Step 1: Establish the width of the confidence interval by finding the difference between the upper and lower limit of the confidence interval you are given. Divide the width by 2 and you now know m, the margin of error.Step 2: You are also given sigma and n, so you can compute sigma(x-bar), the standard deviation of the sample mean (sigma divide by the square root of n).Step 3: Since the margin of error, m, is z* multiplied by the standard deviation of x-bar, you can simply divide m by the standard deviation to find z*. Put another way, you can take the answer in Step 1 and divide it by the answer in Step 2 to compute z*.Step 4: If your answer for z* is on Table D, excellent! You can now read off the level of confidence. If your answer for z* is not on Table D, remember that the level of confidence is the area between z* and -z* on the bell curve, so you can figure out that percentage from Table A. Make sure you express the area as a percentage.
Question 4 is good practise at all five
steps to test a hypothesis. Make sure you have studied Lesson 9 up to
the end of question 12 at least before attempting this question.
Question 5 is much like question 4. Be sure to read the section in Lesson 8 about "Inferences for
the Mean are robust" that I write in the pages leading up to question 1
to understand what they are getting at in part (a) (or remind yourself about the Central Limit Theorem in Lesson 7).
Question 6 is yet another runthrough of
hypothesis
testing. Make sure you look at my Lesson 9, question 13(d) for an
example of the concept of using confidence intervals to test hypotheses. Make sure you
properly interpret the confidence interval. Look at my question 1(b) in
Lesson 8 for an example of that.
To use JMP, click "New Data Table", then enter the data into
Column 1. Double-click Column 1 and name it "Fill Pressure". Now select "Analyze",
"Distribution" and highlight "Fill Pressure" and click "Y, Columns", then
click
OK. You are now looking at a histogram and stuff.
To test the hypothesis. Click the red
triangle next to "Fill Pressure" then select "Test Mean" from the
drop-down list. Enter in
the
mean from your null hypothesis and enter in the given standard
deviation . Click
"OK" and JMP gives you the hypothesis test at the bottom of the
printout. Note that you cannot enter the level of significance they
have given. The level of significance is not relevant to JMP, you will use that yourself to make your decision. Note that:
JMP gives you the P-values, and you make your decision from
that. As they say, you will write out the
hypotheses, list the test statistic as given by JMP, list the P-value as
given by JMP, and then write your conclusion.
Prob > |z| is the P-value for a two-tailed test.
Prob > z is the P-value for an upper-tailed test.

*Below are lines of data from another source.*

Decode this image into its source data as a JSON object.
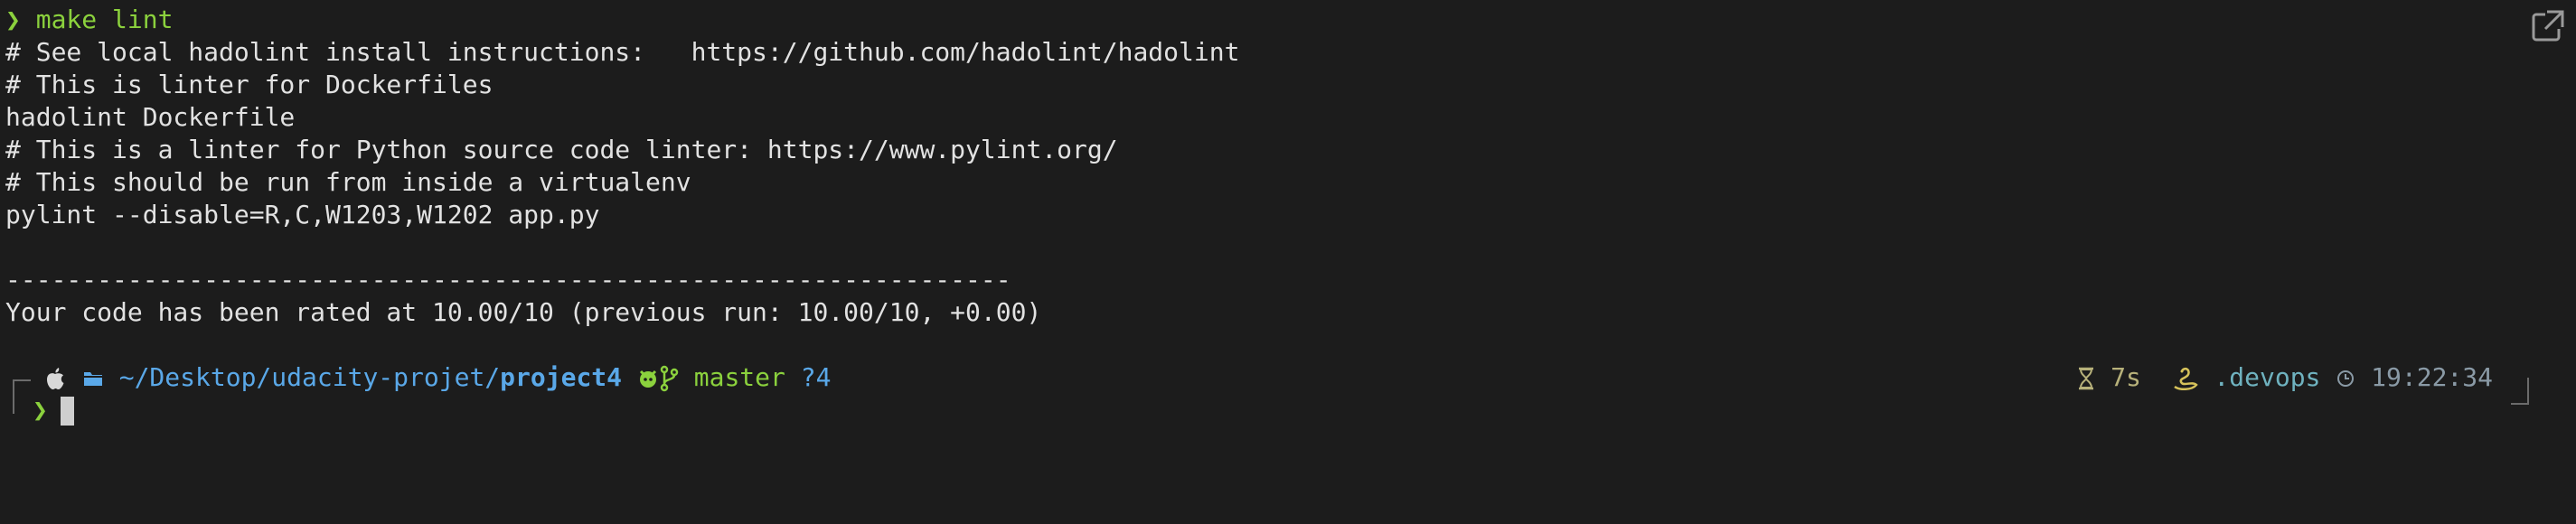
{
  "terminal": {
    "command_prompt": "❯",
    "command": "make lint",
    "output_lines": [
      "# See local hadolint install instructions:   https://github.com/hadolint/hadolint",
      "# This is linter for Dockerfiles",
      "hadolint Dockerfile",
      "# This is a linter for Python source code linter: https://www.pylint.org/",
      "# This should be run from inside a virtualenv",
      "pylint --disable=R,C,W1203,W1202 app.py",
      "",
      "------------------------------------------------------------------",
      "Your code has been rated at 10.00/10 (previous run: 10.00/10, +0.00)"
    ]
  },
  "prompt": {
    "apple_icon": "apple-icon",
    "folder_icon": "folder-icon",
    "path_prefix": "~/Desktop/udacity-projet/",
    "path_current": "project4",
    "github_icon": "github-icon",
    "branch_icon": "git-branch-icon",
    "branch": "master",
    "git_status": "?4",
    "input_prompt": "❯"
  },
  "status": {
    "hourglass_icon": "hourglass-icon",
    "duration": "7s",
    "python_icon": "python-icon",
    "venv": ".devops",
    "clock_icon": "clock-icon",
    "time": "19:22:34"
  },
  "colors": {
    "background": "#1c1c1c",
    "text": "#e2e2e2",
    "accent_green": "#8bd13d",
    "path_blue": "#5aa8e8",
    "status_teal": "#6fb2bf"
  }
}
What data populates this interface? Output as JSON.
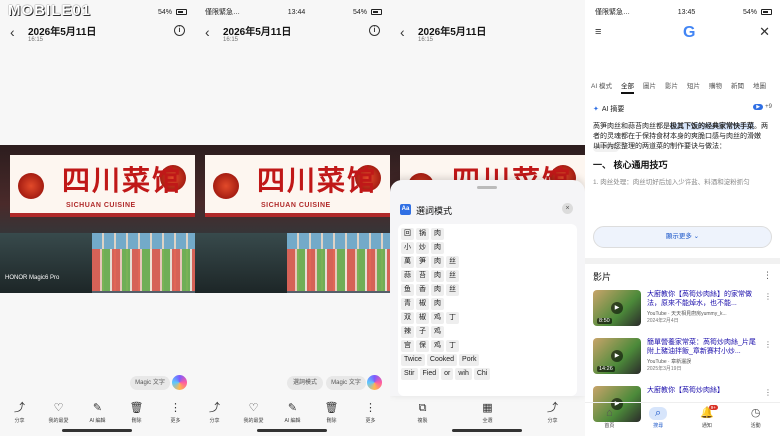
{
  "watermark": "MOBILE01",
  "status": {
    "carrier": "僅限緊急…",
    "time": "13:44",
    "time4": "13:45",
    "battery": "54%"
  },
  "photo_screens": {
    "title": "2026年5月11日",
    "subtitle": "16:15",
    "sign_cn": "四川菜馆",
    "sign_en": "SICHUAN CUISINE",
    "camera_watermark": "HONOR Magic6 Pro",
    "magic_text": "Magic 文字",
    "select_mode": "選詞模式"
  },
  "toolbar": [
    {
      "label": "分享",
      "icon": "share-icon"
    },
    {
      "label": "我的最愛",
      "icon": "heart-icon"
    },
    {
      "label": "AI 編輯",
      "icon": "ai-edit-icon"
    },
    {
      "label": "刪除",
      "icon": "trash-icon"
    },
    {
      "label": "更多",
      "icon": "more-icon"
    }
  ],
  "sheet": {
    "title": "選詞模式",
    "rows": [
      [
        "回",
        "锅",
        "肉"
      ],
      [
        "小",
        "炒",
        "肉"
      ],
      [
        "萬",
        "笋",
        "肉",
        "丝"
      ],
      [
        "蒜",
        "苔",
        "肉",
        "丝"
      ],
      [
        "鱼",
        "香",
        "肉",
        "丝"
      ],
      [
        "青",
        "椒",
        "肉"
      ],
      [
        "双",
        "椒",
        "鸡",
        "丁"
      ],
      [
        "辣",
        "子",
        "鸡"
      ],
      [
        "宫",
        "保",
        "鸡",
        "丁"
      ],
      [
        "Twice",
        "Cooked",
        "Pork"
      ],
      [
        "Stir",
        "Fied",
        "or",
        "wih",
        "Chi"
      ]
    ]
  },
  "sheet_toolbar": [
    {
      "label": "複製",
      "icon": "copy-icon"
    },
    {
      "label": "全選",
      "icon": "select-all-icon"
    },
    {
      "label": "分享",
      "icon": "share-icon"
    }
  ],
  "google": {
    "tabs": [
      "AI 模式",
      "全部",
      "圖片",
      "影片",
      "短片",
      "購物",
      "新聞",
      "地圖"
    ],
    "active_tab": "全部",
    "ai_label": "AI 摘要",
    "ai_sources": "+9",
    "ai_para1_a": "萵笋肉丝和蒜苔肉丝都是",
    "ai_para1_hl": "极其下饭的经典家常快手菜",
    "ai_para1_b": "。两者的灵魂都在于保持食材本身的爽脆口感与肉丝的滑嫩",
    "ai_source_chip": "Bilibili +1",
    "ai_para2": "以下为您整理的两道菜的制作要诀与做法：",
    "heading": "一、 核心通用技巧",
    "faded": "1. 肉丝处理：肉丝切好后加入少许盐、料酒和淀粉抓匀",
    "show_more": "顯示更多",
    "videos_label": "影片",
    "videos": [
      {
        "title": "大廚教你【萵筍炒肉絲】的家常做法，原來不能焯水，也不能...",
        "source": "YouTube · 天天相見廚房yummy_k...",
        "date": "2024年2月4日",
        "duration": "8:50"
      },
      {
        "title": "簡單營養家常菜：萵筍炒肉絲_片尾附上豬油拌飯_章新賽村小炒...",
        "source": "YouTube · 章新灑誤",
        "date": "2025年3月19日",
        "duration": "14:26"
      },
      {
        "title": "大廚教你【萵筍炒肉絲】",
        "source": "",
        "date": "",
        "duration": ""
      }
    ]
  },
  "google_nav": [
    {
      "label": "首頁",
      "icon": "home-icon"
    },
    {
      "label": "搜尋",
      "icon": "search-icon"
    },
    {
      "label": "通知",
      "icon": "bell-icon",
      "badge": "9+"
    },
    {
      "label": "活動",
      "icon": "activity-icon"
    }
  ]
}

Prob < z is the P-value for a lower-tailed test
To make the confidence interval. I am not
sure if they mean for you to do the confidence interval by hand, or with
JMP, but here is how to do it with JMP if you want to check your answer
at least. Click the red
triangle next to "Fill Pressure" then select "Confidence Interval" from
the
drop-down list. Select "Other" to get a pop-up menu. It probably
already has 0.95 typed in (for 95% confidence interval), but, if not, be
sure to type in 0.95. Make sure you click the box saying "Use known Sigma".
Click "OK" and you will then get a pop-up menu to type in the sigma
value. Click "OK" and JMP gives you the
Confidence Interval at the bottom of the printout.
You can now select "File" in the JMP toolbar, and select
"Save As" and save the printout as a PDF file and upload it into the
HTML editor. Type in the other answers they require and submit.